Heroku has obviously stagnated now but their stack is _very cool_ for if you have a fairly simple system but still want all the nice parts of a mode developed ops system. It almost lets you get away with not having an ops team for quite a while. I don't know any other provider that is low-effort "decent" ops (Fly seems to directionally want to be new Heroku but is still missing a _lot_ in my book, though it also has a lot)

3 comments

I think it’s easy to forget how much you get with a modern setup like this, and how much work it is to maintain it. If you’re at a big corp, the team who maintains this stuff is larger than most mid corp’s engineering departments. For a solo person, it’s fine. But if you have 10-30 engineers, it’s a lot of work, and paying heroku $1000/mo is significantly cheaper than having even a junior engineer spend 40% of their time on keeping up.
Well said. I’ve been expecting an obvious spiritual successor for a long time. They have a surprising number of features compared to most platforms. Their databases/redis and features like forking were quite good (as long as you were super big), logplex/log shipping, auto scale, add-on ecosystem, promotion pipelines, container support if needed (good build packs/git support if you don’t), good CLI or API, OS/patch management, hobby plans and enterprise plans, and more. And on top of all of that, the user/projects system is something mortals can wrap their heads around. They found the sweet spot between raw servers and the complexity quagmire of the mega-clouds a surprisingly long time ago.

There are some folks with good offerings (Fly, Railway, etc), but the feature set of Heroku is deeper, and more important for production apps, than most people realize. They aren’t a good place for hobbyists anymore though. I agree with that.

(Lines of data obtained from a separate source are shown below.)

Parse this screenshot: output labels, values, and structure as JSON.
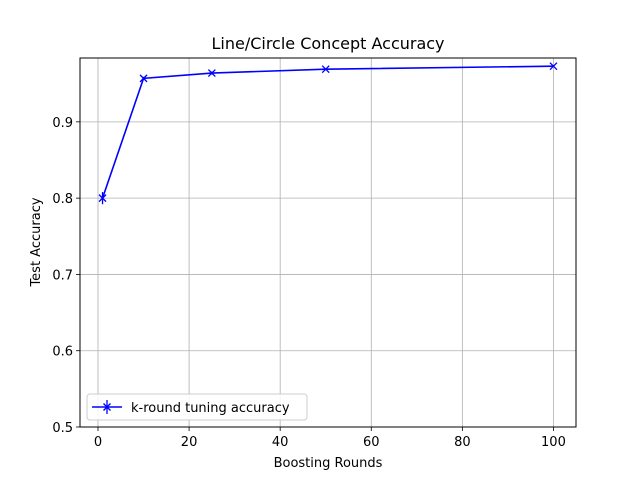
{
  "chart_data": {
    "type": "line",
    "title": "Line/Circle Concept Accuracy",
    "xlabel": "Boosting Rounds",
    "ylabel": "Test Accuracy",
    "xlim": [
      -3.95,
      104.95
    ],
    "ylim": [
      0.5,
      0.9837
    ],
    "xticks": [
      0,
      20,
      40,
      60,
      80,
      100
    ],
    "yticks": [
      0.5,
      0.6,
      0.7,
      0.8,
      0.9
    ],
    "xtick_labels": [
      "0",
      "20",
      "40",
      "60",
      "80",
      "100"
    ],
    "ytick_labels": [
      "0.5",
      "0.6",
      "0.7",
      "0.8",
      "0.9"
    ],
    "grid": true,
    "legend_position": "lower-left",
    "series": [
      {
        "name": "k-round tuning accuracy",
        "color": "#0000ff",
        "marker": "x",
        "x": [
          1,
          10,
          25,
          50,
          100
        ],
        "y": [
          0.8,
          0.957,
          0.964,
          0.969,
          0.973
        ],
        "error": [
          0.008,
          0.002,
          0.002,
          0.001,
          0.001
        ]
      }
    ]
  }
}
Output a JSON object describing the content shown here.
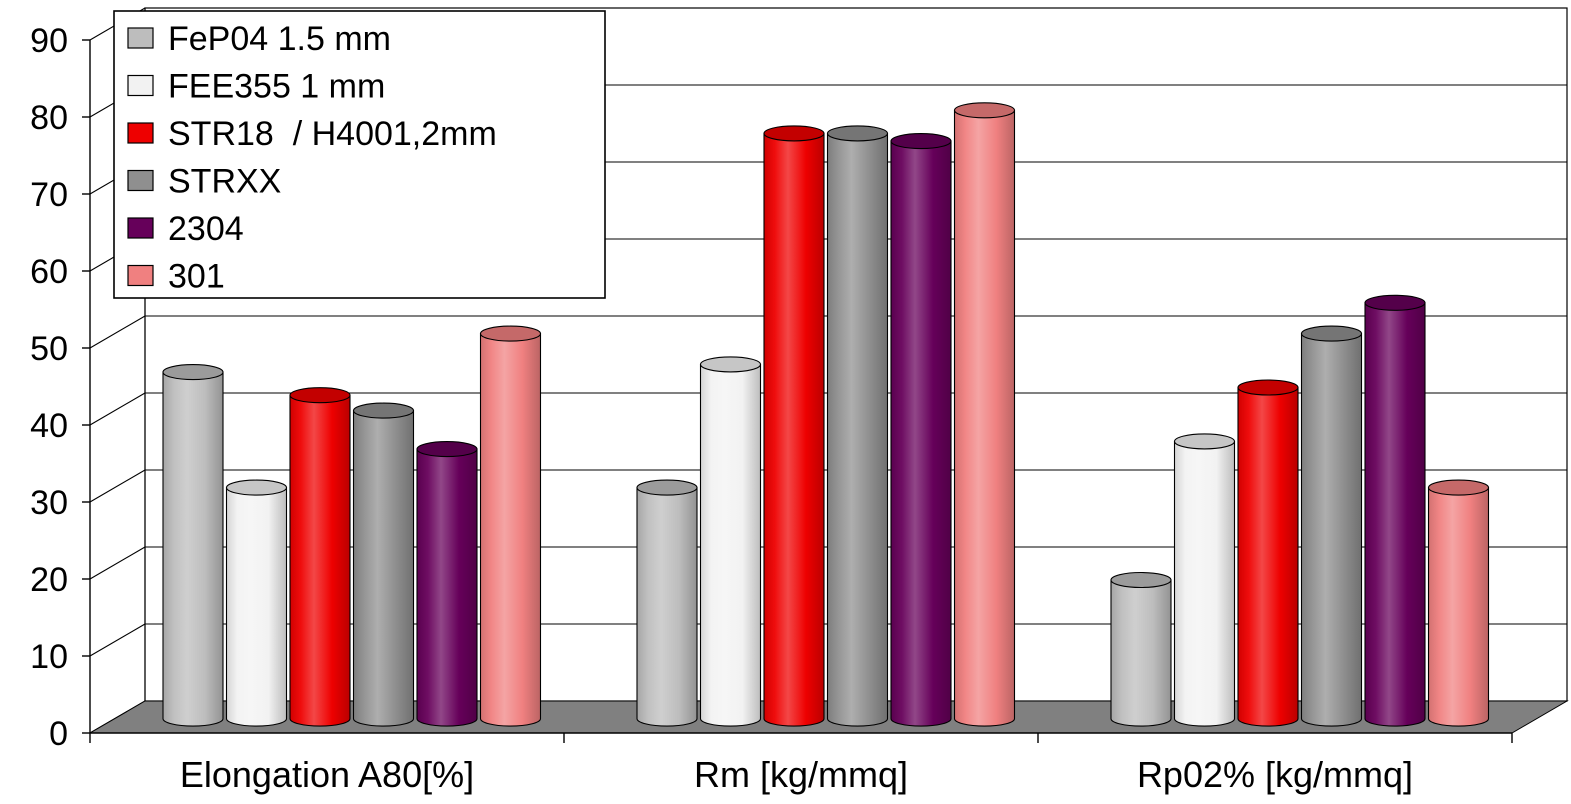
{
  "chart_data": {
    "type": "bar",
    "style": "3d-cylinder",
    "categories": [
      "Elongation A80[%]",
      "Rm [kg/mmq]",
      "Rp02% [kg/mmq]"
    ],
    "series": [
      {
        "name": "FeP04 1.5 mm",
        "color": "#bdbdbd",
        "values": [
          45,
          30,
          18
        ]
      },
      {
        "name": "FEE355 1 mm",
        "color": "#f2f2f2",
        "values": [
          30,
          46,
          36
        ]
      },
      {
        "name": "STR18  / H4001,2mm",
        "color": "#ee0000",
        "values": [
          42,
          76,
          43
        ]
      },
      {
        "name": "STRXX",
        "color": "#8f8f8f",
        "values": [
          40,
          76,
          50
        ]
      },
      {
        "name": "2304",
        "color": "#66005a",
        "values": [
          35,
          75,
          54
        ]
      },
      {
        "name": "301",
        "color": "#f08080",
        "values": [
          50,
          79,
          30
        ]
      }
    ],
    "ylim": [
      0,
      90
    ],
    "yticks": [
      "0",
      "10",
      "20",
      "30",
      "40",
      "50",
      "60",
      "70",
      "80",
      "90"
    ],
    "title": "",
    "xlabel": "",
    "ylabel": "",
    "grid": true,
    "legend_position": "top-left",
    "floor_color": "#808080"
  }
}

Is it deeper than render.com? Can heroku run static sites or distributed Elixir/Erlang? Personally I’m on fly as the pricing is even better and I prefer the UX, but render is basically what heroku should be in 2025.
Heroku made an application I worked on possible. I don't think we had the team to maintain the application stack without something like it. It enabled the company to exist long enough to get the magical stock exit. I'm forever grateful for it existing.